I nostri colori. I peccati. Le croci inconfessabili che ci portiamo dietro da anni.
Strisciando, non vivendo. Arrancando, non correndo. Con le spalle cariche delle nostre paure ci avviciniamo sempre di più al baratro. Incerti se saltare giù. Coltelli conficcati nelle nostre spalle. Ormai ci avevamo fatto l’abitudine. Sapete che i medici consigliano di non rimuovere un coltello subito se non quando si può medicare?
La lama ferma il fiotto di sangue che altrimenti uscirebbe. Così ci si abitua al dolore, e il coltello diviene parte di noi. Ogni tanto quando qualcuno lo sfiora fa male, fa urlare. Un giorno, magari mentre state dormendo, arriva qualcuno e toglie il coltello.
In quel momento cosa si fa? O si corre dal medico o si muore dissanguati. I bordi della ferita, ormai infetti, fanno da argine a quel fiume incessante e caldo che ci copre. Ci guardiamo intorno e vediamo oscurità. Sentiamo mani che ci prendono. Ci divincoliamo perché pensiamo che vogliano farci altro male. Oh, piccola egoista vittima. L’unico male che hai mai ricevuto era quello che ti facevi tu lasciando quel coltello lì.
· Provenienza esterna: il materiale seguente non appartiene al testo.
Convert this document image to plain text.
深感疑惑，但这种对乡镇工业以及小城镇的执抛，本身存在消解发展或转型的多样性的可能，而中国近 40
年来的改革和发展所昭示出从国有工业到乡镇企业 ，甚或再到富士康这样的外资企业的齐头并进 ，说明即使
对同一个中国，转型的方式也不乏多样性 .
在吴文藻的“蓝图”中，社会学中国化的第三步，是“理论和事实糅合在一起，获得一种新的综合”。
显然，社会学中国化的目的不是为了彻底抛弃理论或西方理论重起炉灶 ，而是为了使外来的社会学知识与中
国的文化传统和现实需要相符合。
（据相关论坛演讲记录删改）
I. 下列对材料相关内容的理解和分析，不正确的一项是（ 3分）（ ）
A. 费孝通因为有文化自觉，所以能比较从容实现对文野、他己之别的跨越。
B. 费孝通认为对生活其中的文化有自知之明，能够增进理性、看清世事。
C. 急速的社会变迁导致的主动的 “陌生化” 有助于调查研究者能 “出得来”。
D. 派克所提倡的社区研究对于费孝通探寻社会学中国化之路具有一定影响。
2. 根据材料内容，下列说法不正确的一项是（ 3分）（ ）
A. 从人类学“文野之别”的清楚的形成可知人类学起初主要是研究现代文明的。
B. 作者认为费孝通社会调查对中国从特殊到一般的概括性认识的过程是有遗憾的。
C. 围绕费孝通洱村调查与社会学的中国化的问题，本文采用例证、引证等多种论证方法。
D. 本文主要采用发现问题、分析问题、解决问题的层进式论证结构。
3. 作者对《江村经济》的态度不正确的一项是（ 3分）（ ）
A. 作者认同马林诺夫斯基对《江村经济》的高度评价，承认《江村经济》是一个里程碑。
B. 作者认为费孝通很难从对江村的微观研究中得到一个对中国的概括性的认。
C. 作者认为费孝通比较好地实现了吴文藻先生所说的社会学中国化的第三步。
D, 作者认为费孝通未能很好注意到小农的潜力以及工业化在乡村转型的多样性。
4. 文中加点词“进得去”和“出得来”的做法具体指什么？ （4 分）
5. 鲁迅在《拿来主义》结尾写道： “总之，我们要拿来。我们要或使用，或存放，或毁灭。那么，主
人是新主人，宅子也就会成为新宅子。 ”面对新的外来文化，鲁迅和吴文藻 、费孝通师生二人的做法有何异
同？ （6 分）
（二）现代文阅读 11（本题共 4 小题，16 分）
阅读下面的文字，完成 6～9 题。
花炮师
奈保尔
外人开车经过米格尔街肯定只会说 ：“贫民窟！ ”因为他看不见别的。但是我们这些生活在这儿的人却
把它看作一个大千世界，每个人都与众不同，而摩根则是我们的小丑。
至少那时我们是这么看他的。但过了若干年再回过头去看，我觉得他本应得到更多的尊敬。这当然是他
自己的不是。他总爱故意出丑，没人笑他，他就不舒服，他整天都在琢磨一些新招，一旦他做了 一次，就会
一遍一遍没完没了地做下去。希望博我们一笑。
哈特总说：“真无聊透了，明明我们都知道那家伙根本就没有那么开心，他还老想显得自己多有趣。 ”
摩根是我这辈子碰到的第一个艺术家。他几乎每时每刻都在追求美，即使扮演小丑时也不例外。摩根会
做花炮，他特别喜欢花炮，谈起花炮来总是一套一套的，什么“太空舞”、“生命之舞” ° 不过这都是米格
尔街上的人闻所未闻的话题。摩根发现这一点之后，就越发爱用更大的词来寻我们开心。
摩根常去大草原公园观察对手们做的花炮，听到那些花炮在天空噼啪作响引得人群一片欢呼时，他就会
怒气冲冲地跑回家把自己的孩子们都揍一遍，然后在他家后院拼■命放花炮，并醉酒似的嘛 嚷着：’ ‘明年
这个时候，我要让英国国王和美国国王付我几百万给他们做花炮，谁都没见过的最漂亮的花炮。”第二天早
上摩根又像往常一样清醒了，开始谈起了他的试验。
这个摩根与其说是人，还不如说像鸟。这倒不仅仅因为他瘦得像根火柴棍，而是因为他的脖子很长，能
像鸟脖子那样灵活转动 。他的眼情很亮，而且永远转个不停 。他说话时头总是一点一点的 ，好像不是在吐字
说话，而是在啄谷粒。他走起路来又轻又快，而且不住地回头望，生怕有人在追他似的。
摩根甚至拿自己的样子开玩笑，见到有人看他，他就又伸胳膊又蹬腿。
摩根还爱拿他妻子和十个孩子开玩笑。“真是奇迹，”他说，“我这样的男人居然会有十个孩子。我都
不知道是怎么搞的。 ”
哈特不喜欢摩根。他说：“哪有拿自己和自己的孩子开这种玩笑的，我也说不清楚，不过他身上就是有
E allora capisci. Sei tu che, volontariamente o meno, ti eri conficcato quel coltello sulla spalla. Sapendo benissimo che non faceva parte di te, che non eri tu, che ti avrebbe fatto male. Cosa volevi dimostrare? Di essere più bravo degli altri a sopportare il dolore? Di avere dei poteri particolari tali per cui non ti avrebbe fatto male girare con una ferita infetta? Chi ti credi di essere?
Tutti abbiamo bisogno di confessarci. Tutti pecchiamo. Tutti abbiamo rimorsi, fino a che non li lasciamo andare. Chiudendoli dentro di noi diventeranno solamente delle bestie più grandi. Una tortura russa consiste nel prendere un topo, un coperchio di metallo ed una fiamma. Dopo aver messo il topo sullo stomaco di una persona e averlo intrappolato con il coperchio, si scalda con una fiamma. Il topo, impaurito, inizierà a scavare.
Ecco, questo è quello che ci facciamo quando lasciamo che le nostre paure ci mangino dentro. Quando non le lasciamo libere. O peggio ancora, decidiamo di trattenerle. Perché ad alcuni di noi può anche piacere essere la vittima, quello da compatire, il poveretto chissà che ti hanno fatto. Brutto da ammettere, ma ogni tanto anche io ho fatto così.
Bisogna scegliere di non soffrire, dopo un certo momento non si hanno più scuse. Il dolore diviene una scelta. Il farsi prendere in giochi alieni a noi, pure. Il fregarsene? Ancora di più. Alza il coperchio. Ti brucerai. Ma il topo non entrerà nelle tue viscere.
La cicatrice del coltello rimarrà. La mano dovrà guarire. La consapevolezza della scelta sarà più forte di entrambi. Dovrai cambiare però. Basta mettersi coltelli. Basta farsi schiacciare dai pesi. Tutti siamo umani, tutti soffriamo, tutti portiamo pesi. Ma condividerli, confessare i propri mostri del passato. Ecco la chiave. Condividere, ascoltare, accarezzare con dolcezza un altro essere umano mentre ti fa vedere una parte della sua anima.
I nostri demoni sono parte di noi. L’impressione che invece ci lasciano quelli degli altri, no che non fa parte di noi. Non imbruttiamoci portandoci dietro consapevolmente i peccati fatti e subiti. Tutti pecchiamo. Tradiamo. Chi in un modo, chi in un altro. Indugiamo. Guardiamo negli occhi troppo a lungo o troppo poco. Facciamo cose senza sentimento. Non facciamo cose per paura di provare sentimenti. Siamo umani, troppo umani.
Ammettiamo con noi stessi le nostre mancanze. Tante e forti. Brutto ammettere di non essere perfetti. Brutto? Umano. Trovando anime consapevoli e passando del tempo con loro possiamo alleviare questo peso esistenziale.
La mia generazione è divisa. Da una parte i dormienti. Dall’altra gli svegli. Non sono sicuro che sia solo la mia generazione, forse è la storia dell’uomo. I dormienti però sembrano avere la meglio. Forse perché sono già morti e non stanno vivendo? Si accontentano di vite vissute a metà, inseguendo sogni non loro, lavorando per comprare cose che poi butteranno e cambieranno l’anno dopo, spendendo soldi che non hanno.
Noi svegli, viviamo. Consci di quanto possa essere doloroso. Ma ci sono momenti che giustificano tutto questo. E chi è arrivato fin qui a leggere, sa benissimo di cosa sto parlando.